New Theatre Institute of Latvia
MagiC Carpets, 2022/2023
Emerging curator – Linda Krūmiņa
Artists in residency – Andrejs Strokins, Necessity and possibility of belonging.
It would be quite naive and false for me to think that I am 100% Latvian. For sure, I have some German, Russian blood and by my appearance it seems like I also must have some southern relatives. But I am not sure what is making me more or less Latvian – my feelings, country of birth, country of residence, relatives, feelings, beliefs, language that I speak. I have always wondered about my belonging to some professional or peer group, but the belonging to my country always felt predetermined somehow. However, I am guessing it would become less clear, if I were living in different countries for a significant amount of time, if my family would be aware of our bloodlines and practice the inherited traditions, etc. No matter if we acknowledge it or not, there is also predetermined diversity that is embedded in each of us, no matter where we live and what language we speak. Diversity is rich and colourful yet also complex. Therefore, it requests an open mind, critical thinking and empathy. And that’s where the challenges arise.
Andrejs Strokins (b. 1984) is a Latvian photographer, living and working in Riga. He comes from a family that has Latvian, Polish and Russian-speaking roots. It has been both difficult and essential for Andrejs to re-examine and assess the multifaceted nature of his identity, its belonging to some community and history. When invited to MagiC Carpets residency to work with some communities in the suburbs of Riga, the artist’s attention was mainly focused on the experience of the younger generation who grew up in bilingual families and environments and receive most of their information from the social media. The artist was interested in the life of these young people, their thoughts on war in Ukraine and the feeling of identity in this time of history.
“I have Polish, Russian and Latvian roots, but now I feel more like part of the Ukrainian people. On the other hand, I feel ashamed of the presence of that little Russian particle in me. There is an urge to explore the feelings of others and to process personal experiences in the form of art or in a historical document,” says the artist.

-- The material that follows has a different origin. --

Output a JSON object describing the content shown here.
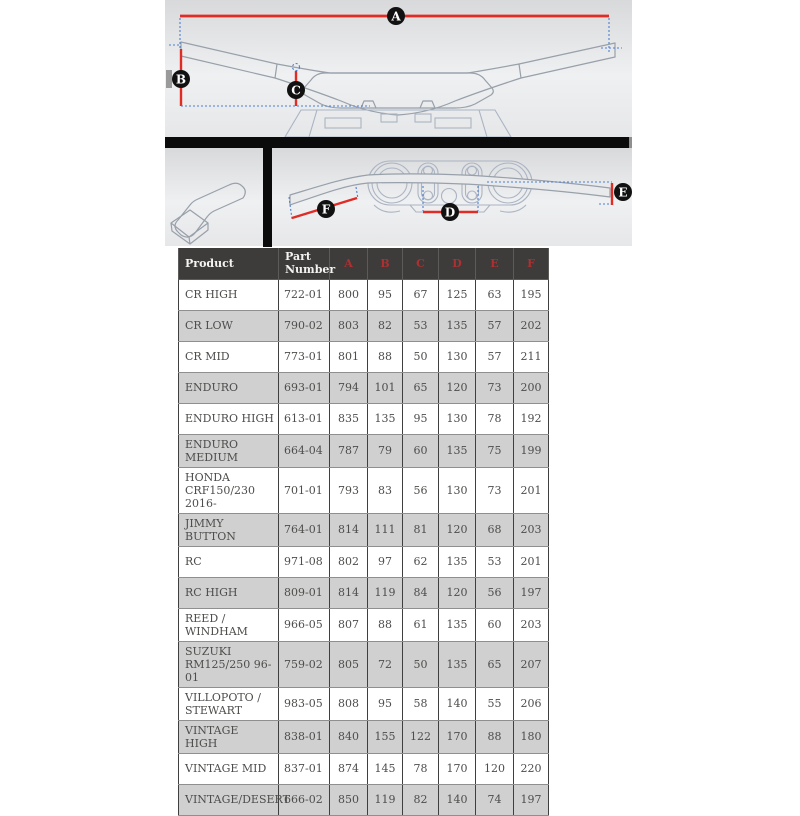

In August, during his residence, Andrejs documented the demolition of a monument related to the Soviet occupation at Uzvaras park in Riga, which symbolically marked a defined boundary in relations to the “legacy” of the Soviet occupation’s past. In the fall of this year, the artist started to seek contact with young people who would be willing to share their stories about a misalignment of views among families or friends in connection to the war in Ukraine. However, the artist was confronted by unwillingness to share these stories: “The biggest surprise was that most Russian-speaking young people don’t want to share their stories. Partially I perceive that as a sense of shame and reluctance to irritate other family members. There are often completely opposite political views in the family, hence a different vision of Ukraine’s future, yet Ukraine’s future is also our future. It’s a rather trivial acknowledgment, but with every day, I acknowledge it even more.”
During the rest of the residency, Andrejs continued to work on the video material of the monument demolition and tried to find young people who would be ready to share their stories. We also felt that it’s important to talk about the questions that arise, but also about the impossibility of having these conversations – because people are scared, ashamed or sometimes because there is lack of interest to listen, lack of empathy.
On the evening of January 19th, Andrejs Strokins presented photographs and video material created during his residency. After that, a collective discussion was led by Ilze Dzenovska, an architect of peace-building and conflict settlement processes, with a publicist and philosopher Igor Gubenko, social anthropologist Inguna Potetinova, photographer Andrejs Strokins and scenographer Kristina Rezviha. Kristina was one of the people who was ready to share her story of search for belonging and identity in front of the camera.
Kristina grew up in Estonia, has a grandmother in Lithuania, currently lives in Latvia, and has just recently changed her alien passport and became a Latvian citizen. She claims she has done that in order to have the complete confidence that she is Latvian and she belongs here. She would need more reassurance from people around her.
Throughout the conversation, speakers confirmed that this reassurance from people requires for them to be empathic, but also to give empathy they need to feel safe and also willing to see beyond, or – between “black and white” statements, where something is completely good or completely bad. And that something that everyone agrees with is a common struggle in our society, for many reasons – interpretation of history, ways of dealing with the collective conflict and, of course, the ongoing war in Ukraine right now. It is easier and faster to operate in these “black and white” statements. But the reality of our world and relationships lies in the complexity and space between the binary thinking, where compassion, critical thinking and refusal to follow the leading hateful discourse inhabits.
What does belonging to an individual to some community and to the language group mean?
What creates the sense of belonging and what makes it difficult?
How are the belonging and identity constructed, how we can reconstruct it, or can we do it at all?
These and several other difficult and yet so important questions about belonging, identity and our common future were raised during the conversation. There were no easy answers, but the act of having these conversations in art works, in public the first year of the new three years period of the Magic Carpets residencies.